Na navegação em busca desta arrevesada palavra francesa, não é que vou ter à Edith Piaf e a uma sua canção intitulada “Les Mots d’Amour” (As Palavras de Amor),  palavras, palavras, palavras, sempre palavras, mas de amor, e aqui, como por milagre, eu que já estava descrente do cumprimento do voto inicial,  volto à minha promessa, e portas se me abrem através das palavras de outros, que só não são minhas por falta de talento. E aquela mulher pequenina que escolheu como apelido o nome da mais insignificante e corriqueira das aves - Piaf =  pardal -, obriga-me , com a mão sobre a passarola do tapete do meu rato (já estás a extrapolar, diria alguém), a entrar pelas portas do amor só de ouvir a sua canção e de ler a letra da mesma que, dirigida seguramente àquele que foi o grande amor da sua vida, o campeão de boxe Marcel  Cerdan (inconscientemente falei de pugilistas no 5º parágrafo), o qual, como Apeles Espanca, morre tragicamente num acidente de aviação, lançando-a no desespero e em tudo o mais de desgraçado que se seguiu até ao fim da sua vida. C’est  fou c’que j’peux t’aimer…Car j’n’ai jamais aimer, jamais aimer comme ça. (É loucura quanto te posso amar… Porque nunca amei, nunca amei assim – tanto -). E vem-me em mente uma outra canção, “Non, je ne regrette rien” (Não, não lamento nada), onde a Piaf faz um balanço da sua trágica vida sentimental sem de nada se arrepender, e me faz pensar que esta Senhora, não a outra, realmente não morreu, mas continua viva a iluminar com as suas canções os caminhos do amor, pelo menos para aqueles que assim o desejem.
 
A divagar, entro nos meus terrenos próprios - poesia, música, anjos e sonhos -, e triste porque este ano o Festival de Sanremo não teve, na minha opinião, uma única canção que jeito tivesse, penso noutras que escutei recentemente, não podendo deixar de citar “Ti penso e cambia il Mondo”, de Adriano Celentano, “Come fly with me”, de Frank Sinatra, “E se domani non avessi te”, de Mina, “Tu si n’cosa grande”, de Domenico Modugno, ou aquele napolitana, de Renato Carosone, dedicada a uma “Maruzzella” que é uma vendedora ambulante de caracóis do mar, na qual o autor diz sofredor: Prima me dice si, po’ doce doce me fai muri. E aqui aproveito para fazer uma reflexão: o fim último daqueles que fazem política deveria ser o de tornar melhor a vida de todos, mas a grande maioria desde que melhore a sua (e como!) já se dá por satisfeito, enquanto que aqueles que escrevem e cantam estas, e outras canções, melhorando a sua, dão uma luz nova à vida de todos nós.  Escolho os segundos porque me tornei um sonhador, como diz Peppino di Capri na sua canção “Il Sognatore”, da qual tenho o cd que ele próprio me ofereceu com dedicatória, durante um jantar em Nápoles com Amália Rodrigues. Mas esta é uma outra história, e hoje já contei duas.

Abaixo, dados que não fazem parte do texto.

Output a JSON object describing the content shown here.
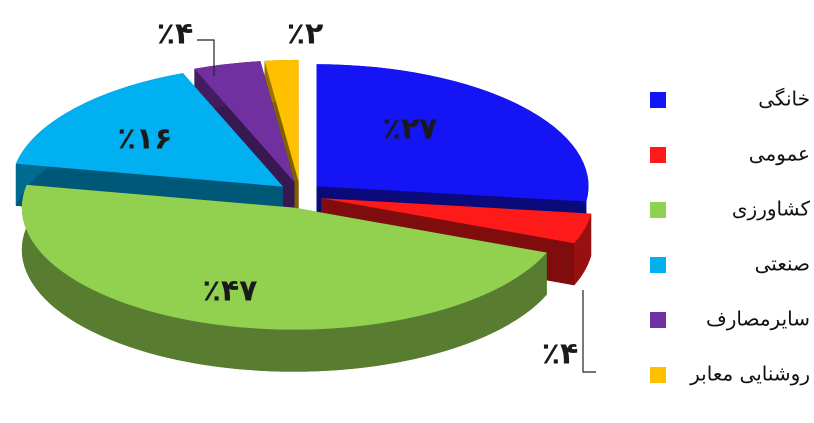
{
  "chart_data": {
    "type": "pie",
    "categories": [
      "خانگی",
      "عمومی",
      "کشاورزی",
      "صنعتی",
      "سایرمصارف",
      "روشنایی معابر"
    ],
    "values": [
      27,
      4,
      47,
      16,
      4,
      2
    ],
    "value_labels": [
      "٪۲۷",
      "٪۴",
      "٪۴۷",
      "٪۱۶",
      "٪۴",
      "٪۲"
    ],
    "colors": [
      "#1414f5",
      "#ff1a1a",
      "#92d050",
      "#00b0f0",
      "#7030a0",
      "#ffc000"
    ],
    "legend": "right"
  }
}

Como acima referi Apeles Espanca, outro que também muito amou (bem ou mal, é outra coisa que não me compete julgar), abro aqui um parêntesis por me ter recordado que, não tendo gostado do filme que fizeram da vida da sua Irmã Florbela, assim que, à saída da sala, apanhei carta e pena escrevi um pequeno e descuidado poema para mostrar a minha discordância, o qual intitulei “Bela”. Como homenagem a estes dois, Florbela e Apeles, escolhi a Porta dos Nós como imagem para este meu texto que acabou por honrar a promessa inicial.
 
Falando de cinema,  e sempre atrás do amor, desta vez por uma cidade, Roma, alegrou-me o facto do filme “La Grande Bellezza”, do qual Roma é a verdadeira protagonista, ter ganho o Óscar para o melhor filme estrangeiro, e estando eu mortinho por ir vê-lo, busco em que salas está e quais os horários para os compatibilizar com a minha vida de Avô e, sempre a coincidência, sempre as portas do amor a abrirem-se, descubro o filme francês “L’Amour”, com  Jean-Louis Trintignant (81 anos) e Emmanelle Riva (85), que conta a história de dois velhos professores de música. Ela tem uma macacoa, um derrame ou qualquer coisa assim chata, não importa, e ele, no princípio desorientado, resmungão  e implicante, acaba por ter a força de ressuscitar o amor da sua juventude, e de toda a sua vida,  pondo toda a sua paciência, resignação, delicadeza e atenção, que são talvez formas de amor ainda mais sofisticadas e sublimes, por tão difíceis que são, nos cuidados a ter com a sua companheira agora  diminuída.  Inesquecível o momento em que ele ouve num aparelhinho hi-fi uma das suas (dela) interpretações ao piano e sonha vê-la sentada a tocar.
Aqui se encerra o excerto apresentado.